Enfance à l’orphelinat
Je suis allée à l’école pendant un certain temps parce que je suis orpheline de mère et de père… On m’a emmenée chez les sœurs missionnaires quand ma mère est morte. J’avais peut être deux ans… Ce sont elles qui m’ont élevée… Mais, j’ai aussi beaucoup travaillé ! Du fait de ma situation d’orpheline, les sœurs ont vu que je n’avais pas les moyens de continuer des études. Comme il y avait un hôpital missionnaire et peu de gens qui voulaient laisser leurs enfants aller y travailler et apprendre la médecine, elles m’ont envoyée là-bas vers l’âge de treize ans… J’ai obtenu mon Certificat d’Etudes après être entrée à l’hôpital.
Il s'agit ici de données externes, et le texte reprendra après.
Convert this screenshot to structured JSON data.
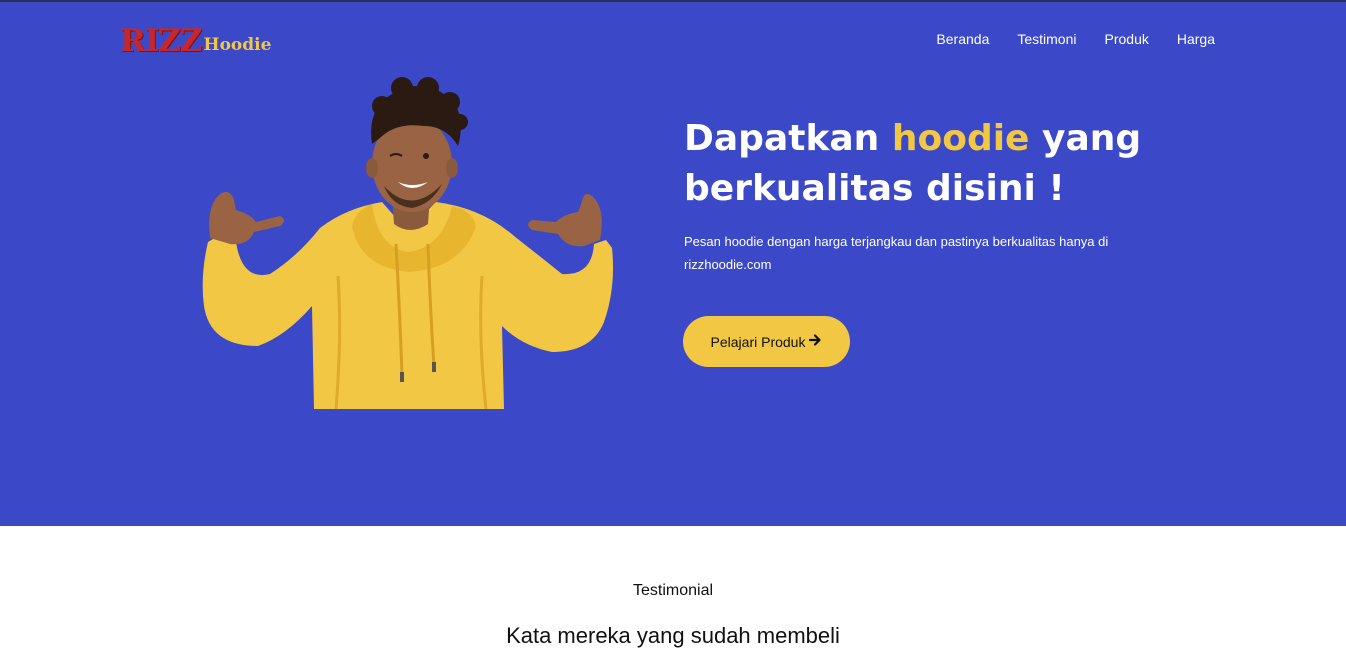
{
  "brand": {
    "name_main": "RIZZ",
    "name_sub": "Hoodie"
  },
  "nav": {
    "items": [
      {
        "label": "Beranda"
      },
      {
        "label": "Testimoni"
      },
      {
        "label": "Produk"
      },
      {
        "label": "Harga"
      }
    ]
  },
  "hero": {
    "headline_before": "Dapatkan ",
    "headline_highlight": "hoodie",
    "headline_after": " yang berkualitas disini !",
    "subtext": "Pesan hoodie dengan harga terjangkau dan pastinya berkualitas hanya di rizzhoodie.com",
    "cta_label": "Pelajari Produk",
    "cta_icon": "arrow-right-icon",
    "image_alt": "hoodie-model-photo"
  },
  "testimonial": {
    "kicker": "Testimonial",
    "title": "Kata mereka yang sudah membeli"
  },
  "colors": {
    "hero_bg": "#3b49c8",
    "accent_yellow": "#f2c744",
    "logo_red": "#c8262a",
    "text_white": "#ffffff"
  }
}
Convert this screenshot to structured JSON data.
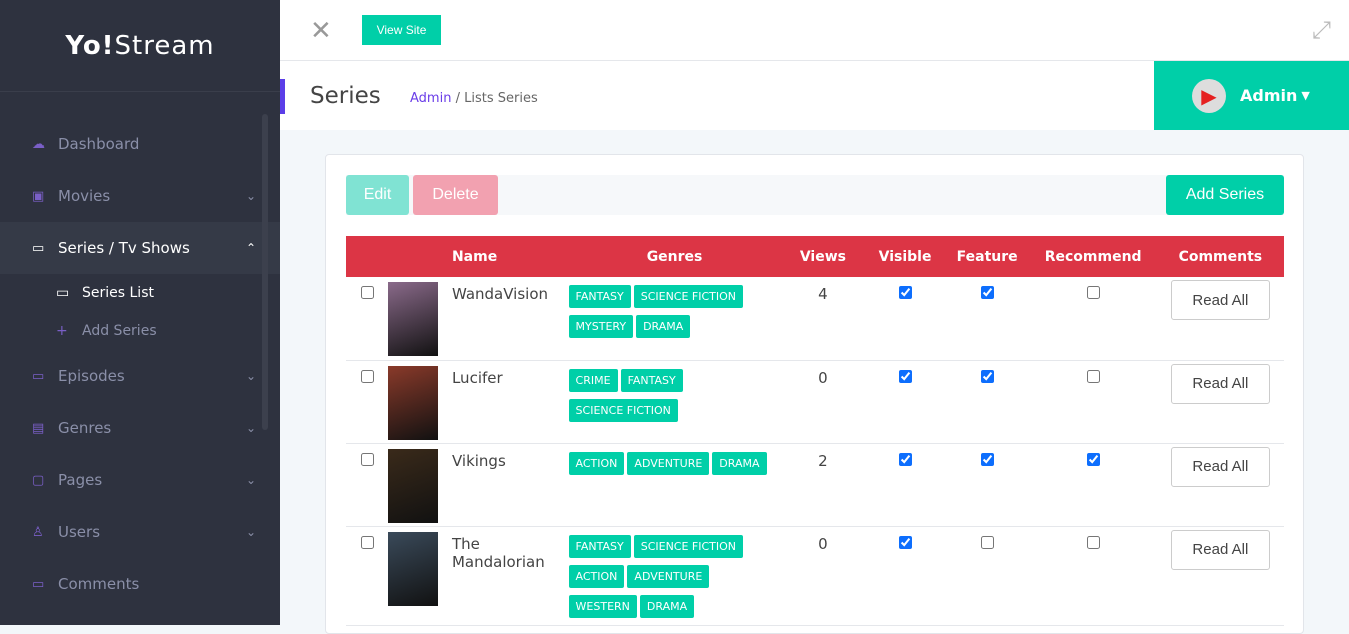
{
  "logo": {
    "bold": "Yo!",
    "rest": "Stream"
  },
  "sidebar": {
    "items": [
      {
        "label": "Dashboard",
        "icon": "dashboard-icon",
        "chev": ""
      },
      {
        "label": "Movies",
        "icon": "movie-icon",
        "chev": "⌄"
      },
      {
        "label": "Series / Tv Shows",
        "icon": "tv-icon",
        "chev": "⌃"
      },
      {
        "label": "Episodes",
        "icon": "tv-icon",
        "chev": "⌄"
      },
      {
        "label": "Genres",
        "icon": "book-icon",
        "chev": "⌄"
      },
      {
        "label": "Pages",
        "icon": "page-icon",
        "chev": "⌄"
      },
      {
        "label": "Users",
        "icon": "user-icon",
        "chev": "⌄"
      },
      {
        "label": "Comments",
        "icon": "comment-icon",
        "chev": ""
      }
    ],
    "sub": [
      {
        "label": "Series List"
      },
      {
        "label": "Add Series"
      }
    ]
  },
  "topbar": {
    "view_site": "View Site"
  },
  "header": {
    "title": "Series",
    "crumb_home": "Admin",
    "crumb_sep": "/",
    "crumb_current": "Lists Series",
    "user": "Admin"
  },
  "toolbar": {
    "edit": "Edit",
    "delete": "Delete",
    "add": "Add Series"
  },
  "table": {
    "headers": [
      "Name",
      "Genres",
      "Views",
      "Visible",
      "Feature",
      "Recommend",
      "Comments"
    ],
    "rows": [
      {
        "name": "WandaVision",
        "genres": [
          "FANTASY",
          "SCIENCE FICTION",
          "MYSTERY",
          "DRAMA"
        ],
        "views": "4",
        "visible": true,
        "feature": true,
        "recommend": false,
        "comments": "Read All",
        "color": "#8a6a8a"
      },
      {
        "name": "Lucifer",
        "genres": [
          "CRIME",
          "FANTASY",
          "SCIENCE FICTION"
        ],
        "views": "0",
        "visible": true,
        "feature": true,
        "recommend": false,
        "comments": "Read All",
        "color": "#8a3a2a"
      },
      {
        "name": "Vikings",
        "genres": [
          "ACTION",
          "ADVENTURE",
          "DRAMA"
        ],
        "views": "2",
        "visible": true,
        "feature": true,
        "recommend": true,
        "comments": "Read All",
        "color": "#3a2a1a"
      },
      {
        "name": "The Mandalorian",
        "genres": [
          "FANTASY",
          "SCIENCE FICTION",
          "ACTION",
          "ADVENTURE",
          "WESTERN",
          "DRAMA"
        ],
        "views": "0",
        "visible": true,
        "feature": false,
        "recommend": false,
        "comments": "Read All",
        "color": "#3a4a5a"
      }
    ]
  }
}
Á quinze ans, je me suis dit qu’il fallait que j’obtienne au moins ce diplôme et je me suis inscrite en candidat libre. Tu apprenais à la maison et présentais ton dossier quand les examens arrivaient.
J’ai conservé la photo de la sœur qui m’a élevée… Je l’ai toujours gardée sur moi précieusement… Je crois qu’elle est morte aujourd’hui mais elle a énormément compté pour moi… Elle m’a rendu la vie… C’est sœur Octavie Marie… C’est ma mère ! Tout ce que je connais, c’est grâce à elle… Elle était française mais les sœurs étaient nombreuses à l’orphelinat ! Il y avait également des américaines, des italiennes… Elles se sont occupées de moi. Elles m’ont donné à manger, etc. Elles étaient comme ma mère… Á l’âge de dix ans, sœur Octavie Marie a commencé à nous apprendre la couture, la broderie, etc. Chaque samedi, nous partions chercher du bois pour nous préparer à manger. Comme les sœurs avaient des lapins, nous allions également chercher des feuilles de patates pour les nourrir. Le dimanche, après la messe, on se reposait. J’ai vécu cette vie-là jusqu’à ce qu’elles me retirent de l’orphelinat pour m’envoyer apprendre la médecine. Mais, même durant cette période, j’étais toujours avec elles. Elles m’ont ensuite demandé si je voulais devenir sœur à mon tour mais je leur ai expliqué qu’étant fille unique, je ne pouvais pas… Elles m’ont alors dit : « Si c’est comme ça, tu dois faire un choix… » Je me suis donc mariée…
Mariée à seize ans
Mon père était un chef et chez nous, il n’y a pas de mariage avec l’Etat Civil. Lorsqu’un garçon et une fille se trouvent et s’aiment, on s’arrange. Les deux familles se réunissent et si elles s’entendent, elles acceptent l’union. Les parents de la fille fixent alors un jour pour donner sa main au jeune garçon. Mais comme je n’avais pas de famille, tout cela n’a pas joué un grand rôle…
Je me suis mariée à seize ans. C’est jeune ! Mais j’étais seule et je voulais me marier tôt pour avoir une famille. Sinon, les sœurs m’auraient dit : « Tu as refusé notre proposition alors qu’est-ce que tu attends ? Tu n’as pas trouvé un homme ! »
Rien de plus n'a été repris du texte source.